Searles, Rachel. The Lost Planet
January 28th 2014, Feiwel & Friends
Chase wakes up with a wound on the back of his head and no memories, other than the phrase "guide the star". Luckily, he is found by Parker, who lives on the planet Trucon with his android nanny Mina, under the care of Dr. Sylvestri. The boys sneak off in a small space craft to have some fun, but Trucon blows up! Mina hunts them down, but is disabled, and the boys eventually land in the care of Maurus, whose life they have saved but who might have been responsible for blowing up Trucon under the direction of the evil Karsha Van. The boys feel their best bet in seeking help from the Fleet. They encounter a vast variety of aliens and see a good bit of the galaxy while trying to figure out who Chase is, especially after they meet his sister, who says that Chase is dead. This book is action packed, but some of the questions are answered near the end of the book.

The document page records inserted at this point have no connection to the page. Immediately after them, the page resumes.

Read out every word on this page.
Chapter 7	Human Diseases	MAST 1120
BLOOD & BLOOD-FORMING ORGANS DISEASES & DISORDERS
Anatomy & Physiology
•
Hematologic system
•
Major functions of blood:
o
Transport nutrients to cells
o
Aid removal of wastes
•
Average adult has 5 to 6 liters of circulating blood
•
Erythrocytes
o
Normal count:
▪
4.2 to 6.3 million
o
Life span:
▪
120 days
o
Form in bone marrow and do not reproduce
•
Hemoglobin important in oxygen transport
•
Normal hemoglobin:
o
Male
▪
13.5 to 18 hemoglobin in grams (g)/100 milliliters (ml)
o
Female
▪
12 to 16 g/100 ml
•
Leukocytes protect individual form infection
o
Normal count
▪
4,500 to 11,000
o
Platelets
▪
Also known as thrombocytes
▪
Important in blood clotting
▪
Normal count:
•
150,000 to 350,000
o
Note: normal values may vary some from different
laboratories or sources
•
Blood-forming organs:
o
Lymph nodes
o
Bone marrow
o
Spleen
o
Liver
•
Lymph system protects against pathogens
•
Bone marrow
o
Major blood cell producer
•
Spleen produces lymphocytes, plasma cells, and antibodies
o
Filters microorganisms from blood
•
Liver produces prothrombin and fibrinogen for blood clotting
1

Strengths: Lots and lots of action, running about, gadgetry and fighting. Most of the book, except for the last bit, is nonstop action. For readers who want "something to happen", this is great. I appreciated that this was a science fiction space adventure book and not yet another dystopia.
Weaknesses: I get very confused by sci fi and fantasy in general, and this had so much going on that I had a hard time following what was going on. Will students be confused? Hard to tell. I also thought the world building and character development were on the weak side. May have to test this out with my avid sci fi readers to see what they think.

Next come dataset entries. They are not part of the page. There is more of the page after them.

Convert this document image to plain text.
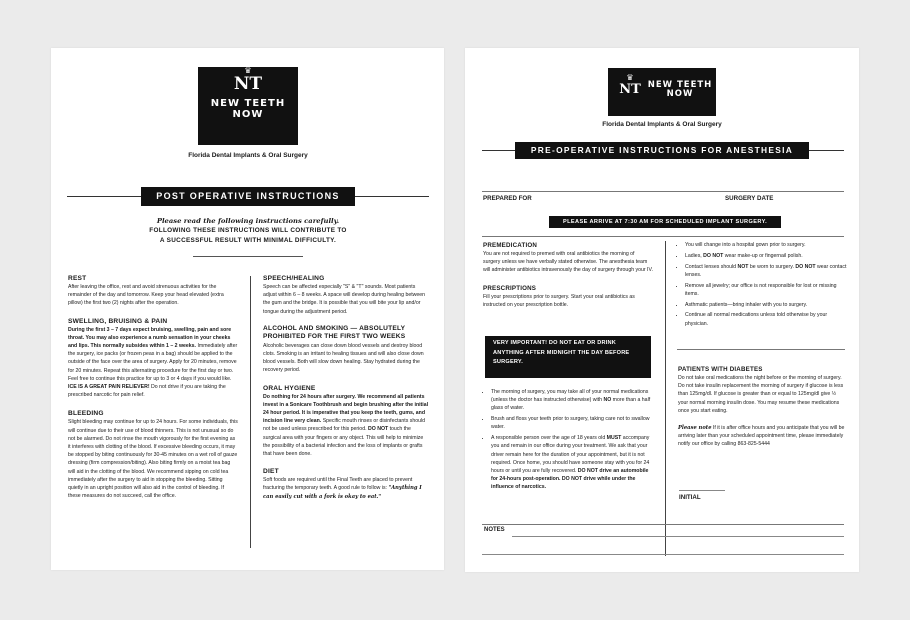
♛
NT
NEW TEETH
NOW
Florida Dental Implants & Oral Surgery
POST OPERATIVE INSTRUCTIONS
Please read the following instructions carefully.
FOLLOWING THESE INSTRUCTIONS WILL CONTRIBUTE TO
A SUCCESSFUL RESULT WITH MINIMAL DIFFICULTY.
REST

After leaving the office, rest and avoid strenuous activities for the remainder of the day and tomorrow. Keep your head elevated (extra pillow) the first two (2) nights after the operation.

SWELLING, BRUISING & PAIN

During the first 3 – 7 days expect bruising, swelling, pain and sore throat. You may also experience a numb sensation in your cheeks and lips. This normally subsides within 1 – 2 weeks. Immediately after the surgery, ice packs (or frozen peas in a bag) should be applied to the outside of the face over the area of surgery. Apply for 20 minutes, remove for 20 minutes. Repeat this alternating procedure for the first day or two. Feel free to continue this practice for up to 3 or 4 days if you would like. ICE IS A GREAT PAIN RELIEVER! Do not drive if you are taking the prescribed narcotic for pain relief.

BLEEDING

Slight bleeding may continue for up to 24 hours. For some individuals, this will continue due to their use of blood thinners. This is not unusual so do not be alarmed. Do not rinse the mouth vigorously for the first evening as it interferes with clotting of the blood. If excessive bleeding occurs, it may be stopped by biting continuously for 30-45 minutes on a wet roll of gauze dressing (firm compression/biting). Also biting firmly on a moist tea bag will aid in the clotting of the blood. We recommend sipping on cold tea immediately after the surgery to aid in stopping the bleeding. Sitting quietly in an upright position will also aid in the control of bleeding. If these measures do not succeed, call the office.

SPEECH/HEALING

Speech can be affected especially "S" & "T" sounds. Most patients adjust within 6 – 8 weeks. A space will develop during healing between the gum and the bridge. It is possible that you will bite your lip and/or tongue during the adjustment period.

ALCOHOL AND SMOKING — ABSOLUTELY PROHIBITED FOR THE FIRST TWO WEEKS

Alcoholic beverages can close down blood vessels and destroy blood clots. Smoking is an irritant to healing tissues and will also close down blood vessels. Both will slow down healing. Stay hydrated during the recovery period.

ORAL HYGIENE

Do nothing for 24 hours after surgery. We recommend all patients invest in a Sonicare Toothbrush and begin brushing after the initial 24 hour period. It is imperative that you keep the teeth, gums, and incision line very clean. Specific mouth rinses or disinfectants should not be used unless prescribed for this period. DO NOT touch the surgical area with your fingers or any object. This will help to minimize the possibility of a bacterial infection and the loss of implants or grafts that have been done.

DIET

Soft foods are required until the Final Teeth are placed to prevent fracturing the temporary teeth. A good rule to follow is: "Anything I can easily cut with a fork is okay to eat."

♛
NT NEW TEETH
NOW
Florida Dental Implants & Oral Surgery
PRE-OPERATIVE INSTRUCTIONS FOR ANESTHESIA
PREPARED FOR	SURGERY DATE
PLEASE ARRIVE AT 7:30 AM FOR SCHEDULED IMPLANT SURGERY.
PREMEDICATION

You are not required to premed with oral antibiotics the morning of surgery unless we have verbally stated otherwise. The anesthesia team will administer antibiotics intravenously the day of surgery through your IV.

PRESCRIPTIONS

Fill your prescriptions prior to surgery. Start your oral antibiotics as instructed on your prescription bottle.

VERY IMPORTANT! DO NOT EAT OR DRINK ANYTHING AFTER MIDNIGHT THE DAY BEFORE SURGERY.
• The morning of surgery, you may take all of your normal medications (unless the doctor has instructed otherwise) with NO more than a half glass of water.
• Brush and floss your teeth prior to surgery, taking care not to swallow water.
• A responsible person over the age of 18 years old MUST accompany you and remain in our office during your treatment. We ask that your driver remain here for the duration of your appointment, but it is not required. Once home, you should have someone stay with you for 24 hours or until you are fully recovered. DO NOT drive an automobile for 24-hours post-operation. DO NOT drive while under the influence of narcotics.
• You will change into a hospital gown prior to surgery.
• Ladies, DO NOT wear make-up or fingernail polish.
• Contact lenses should NOT be worn to surgery. DO NOT wear contact lenses.
• Remove all jewelry; our office is not responsible for lost or missing items.
• Asthmatic patients—bring inhaler with you to surgery.
• Continue all normal medications unless told otherwise by your physician.
PATIENTS WITH DIABETES

Do not take oral medications the night before or the morning of surgery. Do not take insulin replacement the morning of surgery if glucose is less than 125mg/dl. If glucose is greater than or equal to 125mg/dl give ½ your normal morning insulin dose. You may resume these medications once you start eating.

Please note If it is after office hours and you anticipate that you will be arriving later than your scheduled appointment time, please immediately notify our office by calling 863-825-5444

INITIAL
NOTES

Here is a very odd and random rant/blather about clothing. It occurred to me as I was making a desperate attempt to dress myself this morning (moss green skirt, medium blue sweater, giant dangly butterfly necklace-- why not?) that I needed light beige tights to wear to match my turtleneck. And then I had this horrible flashback to getting ready for school in the second grade.
See how short the skirt is on the girl at left? When I started kindergarten in 1970, I wore skirts that short every single day, even in January. Tights were necessary, and so hard to get into. I would sit at the edge of the bed, my mother would roll them onto my feet, and I'd have to jump up and down to get them on. I was pudgy.
A mere five years later, we were allowed to wear PANTS in the winter. Mind you, it was mainly pants suits(see the lovely mint green number in the catalog. I want it right now!) that my mother made from Stretch-n-Sew Patterns. I had one that was kelly green with hot pink, neon yellow and white Scotty dogs all over it. I could wear the jumper top separately, often with orange tights. The other was orange and black plaid. 1975. Not a pretty time. There is no photgraphic evidence of this, for which I am both grateful and saddened.
Point here? When I was in the 6th grade, in 1976, I was finally allowed to wear flesh colored tights with my white bow blouse with the puffy sleeved t shirt over it, a denim skirt, and denim colored lace up shoes. There is a picture of this somewhere, because I wore it for the class picture. Flesh colored tights meant I was GROWN UP.
This is why people born even five years later don't feel fondly about panty hose. They were not subjects to the horrible ritual of tights. I was never allowed to wear black tights (although I remember purple, acid green, several unfortunate pinks), so I can wear those now without flinching, but beige-- can't do.
But at least I wasn't my brother. He had a plaid leisure suit what he wore white white patent leather shoes and matching belt. And for some reason, the boys I knew frequently wore plaid pants with striped t shirts, or plaid shirts with striped pants. Colors were completely random. Then there was the atrocity that was the shirt with the fake vest over it, sometimes belted in matching fabric. Snazzy.
Just wait, children. In 40 years, you will laugh at red skinny jeans. LAUGH, I tell you!